Anthropic defende desaceleração global no desenvolvimento da inteligência artificial
A Anthropic publicou em seu blog uma proposta de desaceleração global no desenvolvimento da inteligência artificial, argumentando que a velocidade atual do setor está à frente da capacidade da sociedade de lidar com os impactos dessa tecnologia. Para a empresa, os sistemas em evolução podem abrir caminho para modelos capazes de desenvolver seus próprios sucessores, um cenário que, segundo o artigo, pode chegar antes do que a maioria das instituições está preparada para enfrentar.

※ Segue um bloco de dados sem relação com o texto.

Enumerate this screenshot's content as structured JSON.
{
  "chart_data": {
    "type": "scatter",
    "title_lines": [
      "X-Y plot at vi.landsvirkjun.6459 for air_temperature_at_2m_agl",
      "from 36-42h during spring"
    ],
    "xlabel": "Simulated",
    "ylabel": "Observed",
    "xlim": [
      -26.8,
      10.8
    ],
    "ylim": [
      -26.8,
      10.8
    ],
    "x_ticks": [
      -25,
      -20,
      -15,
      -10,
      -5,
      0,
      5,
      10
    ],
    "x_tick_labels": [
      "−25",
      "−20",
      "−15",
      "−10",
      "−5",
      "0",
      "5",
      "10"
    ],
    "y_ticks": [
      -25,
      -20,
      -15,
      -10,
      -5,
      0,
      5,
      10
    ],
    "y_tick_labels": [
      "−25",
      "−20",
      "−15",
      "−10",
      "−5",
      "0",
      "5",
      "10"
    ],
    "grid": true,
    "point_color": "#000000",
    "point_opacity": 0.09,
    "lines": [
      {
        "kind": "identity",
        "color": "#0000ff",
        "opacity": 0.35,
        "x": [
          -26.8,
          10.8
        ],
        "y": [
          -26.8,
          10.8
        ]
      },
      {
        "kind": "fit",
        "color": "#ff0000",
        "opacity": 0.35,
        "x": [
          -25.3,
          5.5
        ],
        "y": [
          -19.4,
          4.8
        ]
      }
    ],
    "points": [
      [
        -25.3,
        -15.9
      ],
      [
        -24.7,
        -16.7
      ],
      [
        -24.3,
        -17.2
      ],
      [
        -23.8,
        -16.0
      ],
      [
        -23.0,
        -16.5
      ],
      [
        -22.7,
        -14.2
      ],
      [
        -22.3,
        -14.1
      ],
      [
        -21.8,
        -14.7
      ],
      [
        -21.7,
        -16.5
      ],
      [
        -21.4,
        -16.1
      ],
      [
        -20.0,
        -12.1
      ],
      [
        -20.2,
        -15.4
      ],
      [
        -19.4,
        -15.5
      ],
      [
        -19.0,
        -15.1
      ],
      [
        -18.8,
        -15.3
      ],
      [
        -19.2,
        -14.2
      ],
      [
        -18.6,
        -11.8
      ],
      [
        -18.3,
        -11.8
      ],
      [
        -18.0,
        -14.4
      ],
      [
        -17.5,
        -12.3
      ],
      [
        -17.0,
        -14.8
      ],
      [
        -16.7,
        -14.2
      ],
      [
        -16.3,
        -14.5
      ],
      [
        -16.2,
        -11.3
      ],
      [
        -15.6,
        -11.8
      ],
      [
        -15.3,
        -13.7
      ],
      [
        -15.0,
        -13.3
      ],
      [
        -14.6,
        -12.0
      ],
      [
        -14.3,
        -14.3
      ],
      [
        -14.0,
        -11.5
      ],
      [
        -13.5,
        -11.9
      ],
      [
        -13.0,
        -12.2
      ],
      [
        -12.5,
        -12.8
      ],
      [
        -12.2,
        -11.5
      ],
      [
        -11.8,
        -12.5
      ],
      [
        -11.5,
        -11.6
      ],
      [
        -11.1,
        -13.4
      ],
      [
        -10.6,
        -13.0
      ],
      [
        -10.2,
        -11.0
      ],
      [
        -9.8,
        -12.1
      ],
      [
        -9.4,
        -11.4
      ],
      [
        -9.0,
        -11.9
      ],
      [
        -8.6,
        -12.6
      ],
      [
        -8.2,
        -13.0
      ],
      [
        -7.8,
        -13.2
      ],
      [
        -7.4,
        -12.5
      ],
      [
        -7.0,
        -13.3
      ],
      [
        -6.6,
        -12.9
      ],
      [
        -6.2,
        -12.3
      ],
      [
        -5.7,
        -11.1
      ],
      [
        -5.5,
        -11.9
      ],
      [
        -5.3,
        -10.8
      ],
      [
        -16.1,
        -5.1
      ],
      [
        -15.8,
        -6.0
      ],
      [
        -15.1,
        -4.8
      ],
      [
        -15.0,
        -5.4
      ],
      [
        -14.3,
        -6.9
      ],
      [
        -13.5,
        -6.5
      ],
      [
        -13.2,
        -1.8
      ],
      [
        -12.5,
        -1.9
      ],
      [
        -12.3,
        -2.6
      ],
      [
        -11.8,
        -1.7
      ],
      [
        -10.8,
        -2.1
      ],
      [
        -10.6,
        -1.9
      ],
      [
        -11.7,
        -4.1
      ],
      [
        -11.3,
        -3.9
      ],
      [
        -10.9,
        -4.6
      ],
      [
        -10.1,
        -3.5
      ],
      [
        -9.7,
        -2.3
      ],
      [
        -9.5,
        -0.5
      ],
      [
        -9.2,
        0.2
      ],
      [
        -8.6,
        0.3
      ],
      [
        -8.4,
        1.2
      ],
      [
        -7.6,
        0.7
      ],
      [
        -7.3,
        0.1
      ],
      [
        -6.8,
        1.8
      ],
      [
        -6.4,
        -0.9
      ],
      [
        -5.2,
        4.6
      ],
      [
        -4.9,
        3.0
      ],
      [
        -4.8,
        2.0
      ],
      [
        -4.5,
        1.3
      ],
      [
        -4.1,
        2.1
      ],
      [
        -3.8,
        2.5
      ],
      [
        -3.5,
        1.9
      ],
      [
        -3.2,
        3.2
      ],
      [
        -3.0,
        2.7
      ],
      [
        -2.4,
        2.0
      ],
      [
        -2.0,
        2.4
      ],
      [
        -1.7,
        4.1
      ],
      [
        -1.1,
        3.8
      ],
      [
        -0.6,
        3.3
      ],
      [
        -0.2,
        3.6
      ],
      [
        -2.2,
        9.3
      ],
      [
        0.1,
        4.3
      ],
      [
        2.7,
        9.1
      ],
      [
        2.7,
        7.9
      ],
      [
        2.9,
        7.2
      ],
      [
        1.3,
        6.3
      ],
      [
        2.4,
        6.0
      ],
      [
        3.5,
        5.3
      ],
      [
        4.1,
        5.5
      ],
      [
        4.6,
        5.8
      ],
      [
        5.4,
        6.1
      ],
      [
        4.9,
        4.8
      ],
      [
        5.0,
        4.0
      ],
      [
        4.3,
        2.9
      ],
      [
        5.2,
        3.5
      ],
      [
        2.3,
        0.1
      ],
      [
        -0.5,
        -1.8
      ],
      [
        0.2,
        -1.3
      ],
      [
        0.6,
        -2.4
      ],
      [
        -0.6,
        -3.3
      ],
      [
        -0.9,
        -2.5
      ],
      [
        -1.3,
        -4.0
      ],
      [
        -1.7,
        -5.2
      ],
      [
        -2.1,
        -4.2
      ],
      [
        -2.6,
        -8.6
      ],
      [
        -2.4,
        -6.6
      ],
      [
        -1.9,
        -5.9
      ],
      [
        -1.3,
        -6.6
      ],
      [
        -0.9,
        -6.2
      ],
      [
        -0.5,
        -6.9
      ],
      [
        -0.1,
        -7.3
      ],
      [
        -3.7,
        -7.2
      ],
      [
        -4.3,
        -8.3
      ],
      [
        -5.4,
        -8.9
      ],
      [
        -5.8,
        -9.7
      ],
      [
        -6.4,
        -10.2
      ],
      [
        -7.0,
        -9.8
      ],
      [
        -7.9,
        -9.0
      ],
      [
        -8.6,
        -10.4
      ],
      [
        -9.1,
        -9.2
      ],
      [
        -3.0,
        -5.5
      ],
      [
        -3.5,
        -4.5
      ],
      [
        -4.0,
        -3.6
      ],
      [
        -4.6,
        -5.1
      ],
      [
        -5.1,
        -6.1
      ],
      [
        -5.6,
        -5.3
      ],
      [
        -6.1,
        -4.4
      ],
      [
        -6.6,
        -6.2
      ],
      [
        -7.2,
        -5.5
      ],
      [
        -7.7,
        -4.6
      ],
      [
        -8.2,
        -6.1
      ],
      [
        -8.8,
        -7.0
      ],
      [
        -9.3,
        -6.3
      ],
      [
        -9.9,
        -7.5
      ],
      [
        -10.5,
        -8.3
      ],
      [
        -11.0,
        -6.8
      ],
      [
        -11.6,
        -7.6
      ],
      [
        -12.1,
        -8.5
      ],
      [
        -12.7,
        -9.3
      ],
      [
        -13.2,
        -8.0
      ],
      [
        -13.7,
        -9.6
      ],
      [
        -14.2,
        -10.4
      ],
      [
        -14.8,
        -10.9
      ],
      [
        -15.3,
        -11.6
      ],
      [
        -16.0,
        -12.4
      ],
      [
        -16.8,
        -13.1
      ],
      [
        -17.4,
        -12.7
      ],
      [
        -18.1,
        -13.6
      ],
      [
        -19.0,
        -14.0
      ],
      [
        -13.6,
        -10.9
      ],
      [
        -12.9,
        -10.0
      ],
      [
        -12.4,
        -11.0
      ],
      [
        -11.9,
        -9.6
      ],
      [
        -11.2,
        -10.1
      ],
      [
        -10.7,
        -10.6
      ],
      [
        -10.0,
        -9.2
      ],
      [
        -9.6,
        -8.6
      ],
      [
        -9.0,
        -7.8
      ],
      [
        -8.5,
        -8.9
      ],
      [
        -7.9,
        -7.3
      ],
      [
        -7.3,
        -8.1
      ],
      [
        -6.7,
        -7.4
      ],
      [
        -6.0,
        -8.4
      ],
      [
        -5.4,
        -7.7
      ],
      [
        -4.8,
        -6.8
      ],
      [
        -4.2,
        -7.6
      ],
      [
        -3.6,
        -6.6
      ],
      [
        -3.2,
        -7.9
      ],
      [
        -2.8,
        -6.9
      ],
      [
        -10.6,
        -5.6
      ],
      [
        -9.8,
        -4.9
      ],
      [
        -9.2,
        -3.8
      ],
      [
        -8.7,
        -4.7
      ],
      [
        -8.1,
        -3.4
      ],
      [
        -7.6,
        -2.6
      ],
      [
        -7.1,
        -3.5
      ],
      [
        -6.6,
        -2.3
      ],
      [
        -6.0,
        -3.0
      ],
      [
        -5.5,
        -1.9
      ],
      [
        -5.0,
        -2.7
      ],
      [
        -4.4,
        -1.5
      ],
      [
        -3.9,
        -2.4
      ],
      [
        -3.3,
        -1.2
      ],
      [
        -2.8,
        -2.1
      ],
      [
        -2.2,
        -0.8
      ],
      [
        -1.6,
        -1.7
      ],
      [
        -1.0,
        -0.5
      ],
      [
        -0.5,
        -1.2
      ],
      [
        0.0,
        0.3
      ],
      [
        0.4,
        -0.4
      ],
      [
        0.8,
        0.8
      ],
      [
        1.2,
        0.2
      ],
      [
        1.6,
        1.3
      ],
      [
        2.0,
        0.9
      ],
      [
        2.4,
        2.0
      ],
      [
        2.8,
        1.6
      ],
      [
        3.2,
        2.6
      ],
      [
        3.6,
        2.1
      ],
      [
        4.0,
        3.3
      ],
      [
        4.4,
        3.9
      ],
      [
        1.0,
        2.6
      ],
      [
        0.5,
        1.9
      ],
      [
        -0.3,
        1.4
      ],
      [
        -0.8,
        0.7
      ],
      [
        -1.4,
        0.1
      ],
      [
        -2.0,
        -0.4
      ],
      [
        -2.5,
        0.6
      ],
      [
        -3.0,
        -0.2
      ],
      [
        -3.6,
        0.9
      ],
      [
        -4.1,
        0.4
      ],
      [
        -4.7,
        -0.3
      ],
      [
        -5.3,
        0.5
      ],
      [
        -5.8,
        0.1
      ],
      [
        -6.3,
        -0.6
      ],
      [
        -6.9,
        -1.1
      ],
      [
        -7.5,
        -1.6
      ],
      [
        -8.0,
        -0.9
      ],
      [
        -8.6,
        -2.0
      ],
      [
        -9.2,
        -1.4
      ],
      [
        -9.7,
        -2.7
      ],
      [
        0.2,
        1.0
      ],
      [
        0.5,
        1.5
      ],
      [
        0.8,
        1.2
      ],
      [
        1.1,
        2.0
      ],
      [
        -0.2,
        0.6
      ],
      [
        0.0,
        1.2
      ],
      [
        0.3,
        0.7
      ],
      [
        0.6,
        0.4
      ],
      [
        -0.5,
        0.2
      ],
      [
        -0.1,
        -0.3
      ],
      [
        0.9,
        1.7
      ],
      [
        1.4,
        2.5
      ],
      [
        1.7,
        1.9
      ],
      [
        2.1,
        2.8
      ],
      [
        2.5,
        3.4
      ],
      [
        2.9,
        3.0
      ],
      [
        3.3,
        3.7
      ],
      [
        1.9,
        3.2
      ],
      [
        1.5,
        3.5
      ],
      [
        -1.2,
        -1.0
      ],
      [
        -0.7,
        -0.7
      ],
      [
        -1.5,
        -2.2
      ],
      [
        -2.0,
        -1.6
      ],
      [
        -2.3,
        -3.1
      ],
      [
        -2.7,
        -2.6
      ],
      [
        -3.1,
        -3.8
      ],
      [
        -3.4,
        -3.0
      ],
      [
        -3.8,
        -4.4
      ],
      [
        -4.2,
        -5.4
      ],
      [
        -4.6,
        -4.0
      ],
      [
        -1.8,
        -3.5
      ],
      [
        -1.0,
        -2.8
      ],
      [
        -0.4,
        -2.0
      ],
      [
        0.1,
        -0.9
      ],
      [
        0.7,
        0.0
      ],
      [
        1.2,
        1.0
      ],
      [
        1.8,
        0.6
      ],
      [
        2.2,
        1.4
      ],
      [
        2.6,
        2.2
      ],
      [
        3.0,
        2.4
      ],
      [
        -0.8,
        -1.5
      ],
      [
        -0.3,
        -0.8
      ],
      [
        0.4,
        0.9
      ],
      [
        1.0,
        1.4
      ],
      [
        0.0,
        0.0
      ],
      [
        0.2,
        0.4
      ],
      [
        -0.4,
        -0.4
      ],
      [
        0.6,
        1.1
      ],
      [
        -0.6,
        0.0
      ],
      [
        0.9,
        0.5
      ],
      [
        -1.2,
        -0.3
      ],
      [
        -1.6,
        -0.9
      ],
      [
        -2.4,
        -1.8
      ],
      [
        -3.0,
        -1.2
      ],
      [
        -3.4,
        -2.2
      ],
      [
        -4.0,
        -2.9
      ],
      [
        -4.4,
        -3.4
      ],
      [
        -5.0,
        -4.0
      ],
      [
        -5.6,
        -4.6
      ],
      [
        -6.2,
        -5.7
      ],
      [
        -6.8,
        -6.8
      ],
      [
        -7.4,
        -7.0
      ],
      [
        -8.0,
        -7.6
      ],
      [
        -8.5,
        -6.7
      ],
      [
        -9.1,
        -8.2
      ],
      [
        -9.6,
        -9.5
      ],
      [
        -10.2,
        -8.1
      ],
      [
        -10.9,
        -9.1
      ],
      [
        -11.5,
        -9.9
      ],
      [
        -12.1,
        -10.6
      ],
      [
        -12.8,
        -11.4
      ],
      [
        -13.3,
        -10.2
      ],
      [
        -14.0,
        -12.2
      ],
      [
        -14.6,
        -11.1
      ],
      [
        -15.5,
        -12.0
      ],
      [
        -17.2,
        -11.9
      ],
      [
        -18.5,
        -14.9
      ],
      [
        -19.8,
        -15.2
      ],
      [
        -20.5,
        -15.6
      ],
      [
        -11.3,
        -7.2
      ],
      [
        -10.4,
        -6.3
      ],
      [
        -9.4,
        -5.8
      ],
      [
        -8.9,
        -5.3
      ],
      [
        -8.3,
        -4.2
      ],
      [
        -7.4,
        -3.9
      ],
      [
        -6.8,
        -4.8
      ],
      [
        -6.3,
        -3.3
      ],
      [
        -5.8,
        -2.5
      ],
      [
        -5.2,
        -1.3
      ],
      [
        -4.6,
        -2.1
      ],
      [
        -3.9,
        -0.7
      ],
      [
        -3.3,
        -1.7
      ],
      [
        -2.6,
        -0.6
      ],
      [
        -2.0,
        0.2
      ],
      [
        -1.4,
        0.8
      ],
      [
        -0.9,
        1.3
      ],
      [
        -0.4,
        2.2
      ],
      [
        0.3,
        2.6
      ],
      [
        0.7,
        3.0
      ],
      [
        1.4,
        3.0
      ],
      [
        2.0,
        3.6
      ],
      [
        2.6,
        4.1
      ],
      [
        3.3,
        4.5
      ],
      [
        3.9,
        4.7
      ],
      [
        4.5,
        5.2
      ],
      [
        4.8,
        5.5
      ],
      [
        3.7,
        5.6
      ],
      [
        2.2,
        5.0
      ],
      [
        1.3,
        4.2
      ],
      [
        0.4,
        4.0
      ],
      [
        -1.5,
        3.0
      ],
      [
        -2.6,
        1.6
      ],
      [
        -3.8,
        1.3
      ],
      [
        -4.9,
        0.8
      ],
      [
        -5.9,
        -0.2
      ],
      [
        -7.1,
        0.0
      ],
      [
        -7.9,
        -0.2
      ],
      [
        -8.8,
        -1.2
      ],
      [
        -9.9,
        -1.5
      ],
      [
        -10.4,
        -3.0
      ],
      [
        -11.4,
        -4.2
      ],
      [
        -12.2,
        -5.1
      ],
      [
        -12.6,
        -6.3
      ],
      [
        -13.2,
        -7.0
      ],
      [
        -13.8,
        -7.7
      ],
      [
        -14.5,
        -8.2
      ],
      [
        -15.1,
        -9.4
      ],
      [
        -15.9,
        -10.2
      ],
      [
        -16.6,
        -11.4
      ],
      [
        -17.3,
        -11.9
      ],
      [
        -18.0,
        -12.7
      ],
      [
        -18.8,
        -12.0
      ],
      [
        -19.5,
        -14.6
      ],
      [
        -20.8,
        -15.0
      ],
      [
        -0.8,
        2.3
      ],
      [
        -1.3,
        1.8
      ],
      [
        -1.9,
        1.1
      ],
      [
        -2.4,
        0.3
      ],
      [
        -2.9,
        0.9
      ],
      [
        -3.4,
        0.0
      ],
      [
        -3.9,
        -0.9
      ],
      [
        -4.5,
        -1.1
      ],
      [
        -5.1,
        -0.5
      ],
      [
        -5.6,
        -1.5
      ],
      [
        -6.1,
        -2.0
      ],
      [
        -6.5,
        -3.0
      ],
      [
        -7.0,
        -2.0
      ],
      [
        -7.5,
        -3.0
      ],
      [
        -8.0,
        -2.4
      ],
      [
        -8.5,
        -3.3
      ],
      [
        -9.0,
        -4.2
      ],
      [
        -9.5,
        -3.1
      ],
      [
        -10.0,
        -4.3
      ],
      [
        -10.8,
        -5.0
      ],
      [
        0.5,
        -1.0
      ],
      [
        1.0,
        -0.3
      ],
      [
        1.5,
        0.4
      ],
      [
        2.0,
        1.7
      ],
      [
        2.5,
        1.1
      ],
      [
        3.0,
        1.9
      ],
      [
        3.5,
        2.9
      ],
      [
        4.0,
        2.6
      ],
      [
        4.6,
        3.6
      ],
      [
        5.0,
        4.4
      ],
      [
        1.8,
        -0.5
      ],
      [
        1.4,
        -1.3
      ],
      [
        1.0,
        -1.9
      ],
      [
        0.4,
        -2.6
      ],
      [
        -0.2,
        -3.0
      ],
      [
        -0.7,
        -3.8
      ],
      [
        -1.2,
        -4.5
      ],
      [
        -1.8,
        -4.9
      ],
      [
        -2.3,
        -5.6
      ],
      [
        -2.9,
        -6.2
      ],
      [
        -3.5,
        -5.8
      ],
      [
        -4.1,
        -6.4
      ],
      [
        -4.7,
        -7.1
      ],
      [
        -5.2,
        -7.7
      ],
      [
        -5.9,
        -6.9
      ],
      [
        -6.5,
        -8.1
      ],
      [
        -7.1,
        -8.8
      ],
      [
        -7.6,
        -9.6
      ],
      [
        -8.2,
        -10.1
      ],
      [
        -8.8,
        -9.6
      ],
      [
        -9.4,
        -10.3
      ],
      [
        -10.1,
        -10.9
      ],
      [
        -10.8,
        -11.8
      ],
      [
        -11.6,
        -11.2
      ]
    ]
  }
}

No documento, a companhia reconhece que uma inteligência artificial capaz de se aprimorar poderia trazer enormes benefícios para o mundo, especialmente em áreas como ciência e saúde. No entanto, faz um alerta importante: sistemas desse tipo também poderiam aumentar os riscos de os humanos perderem o controle sobre a inteligência artificial. A proposta de desaceleração serviria justamente para conceder mais tempo às estruturas sociais e às pesquisas de alinhamento, que buscam garantir que os sistemas de IA operem de acordo com os interesses humanos, acompanharem a evolução da tecnologia.
A Anthropic afirma que, para que qualquer desaceleração seja efetiva, mecanismos de fiscalização precisam existir. Sem esse tipo de controle, algumas empresas poderiam continuar desenvolvendo tecnologia em segredo enquanto outras interrompem suas atividades, o que tornaria a medida inócua. A empresa destaca que uma desaceleração ou pausa significativa exigiria que múltiplos laboratórios bem financiados, na fronteira tecnológica ou próximos dela, em diferentes países, concordassem em parar sob as mesmas condições. Além disso, seria necessário que cada participante pudesse verificar que os demais realmente interromperam seus trabalhos.
A comparação feita pela empresa é com os tratados de armas nucleares, acordos usados como exemplo de que uma coordenação internacional não seria impossível, embora a própria Anthropic admita que processos semelhantes levaram décadas para serem construídos. Essa temporalidade é difícil de conciliar com a velocidade atual do setor de inteligência artificial, que continua avançando em ritmo acelerado.
Nos próximos meses, a companhia pretende iniciar conversas com formuladores de políticas, pesquisadores e outras empresas de inteligência artificial. A ideia é reunir diferentes perspectivas e, futuramente, publicar os resultados dessas discussões. A proposta parte do trabalho desenvolvido pelo Anthropic Institute, divisão de pesquisa criada pela empresa em março deste ano. Na ocasião de seu lançamento, o grupo afirmou que seu objetivo seria compartilhar com o mundo o que aprendesse sobre os desafios que surgem conforme empresas de IA desenvolvem sistemas mais avançados. O instituto, em conjunto com colaboradores externos, conduzirá pesquisas sobre o que é necessário para construir os sistemas técnicos e institucionais que uma desaceleração ou pausa crível exigiria.
Entre os principais pontos levantados pela Anthropic estão o risco de sistemas de inteligência artificial evoluírem sem supervisão humana, a dificuldade de criar regras globais que sejam efetivamente respeitadas, a possibilidade de impactos sociais e econômicos profundos, a competição acelerada entre empresas e países e a necessidade de ampliar as pesquisas em segurança de IA. A empresa argumenta que, sem coordenação internacional e sem mecanismos de verificação, qualquer tentativa de pausa ficará limitada a declarações de intenção.
A proposta, porém, não está isenta de críticas. Segundo reportagem do The Wall Street Journal, parte do setor interpreta os alertas feitos pela própria Anthropic sobre sua tecnologia como uma estratégia de marketing, seja para parecer menos problemática do que suas concorrentes, seja para reforçar a imagem de que seus produtos estão entre os mais avançados do mercado. Um dos exemplos citados é o lançamento restrito do modelo de inteligência artificial para cibersegurança Mythos, liberado apenas para um grupo seleto de parceiros. A empresa afirmou que tomou essa decisão devido ao potencial de dano que a capacidade do sistema de identificar vulnerabilidades rapidamente poderia causar em mãos erradas. Parte das críticas, no entanto, interpreta a restrição como uma forma de gerar expectativa em torno do produto ou de reservá-lo apenas para grandes empresas e parceiros estratégicos.
No campo financeiro, a Anthropic também vive um momento relevante. A empresa caminha para registrar seu primeiro trimestre lucrativo, um marco que várias concorrentes do setor ainda não alcançaram. Além disso, já protocolou documentos na SEC, a Securities and Exchange Commission, órgão regulador do mercado financeiro nos Estados Unidos, para abrir capital, com previsão de que a oferta pública inicial aconteça antes do fim do ano. A movimentação financeira adiciona mais uma camada ao debate sobre as reais intenções da empresa ao defender uma pausa no avanço da inteligência artificial em um momento de crescimento e expansão dos negócios.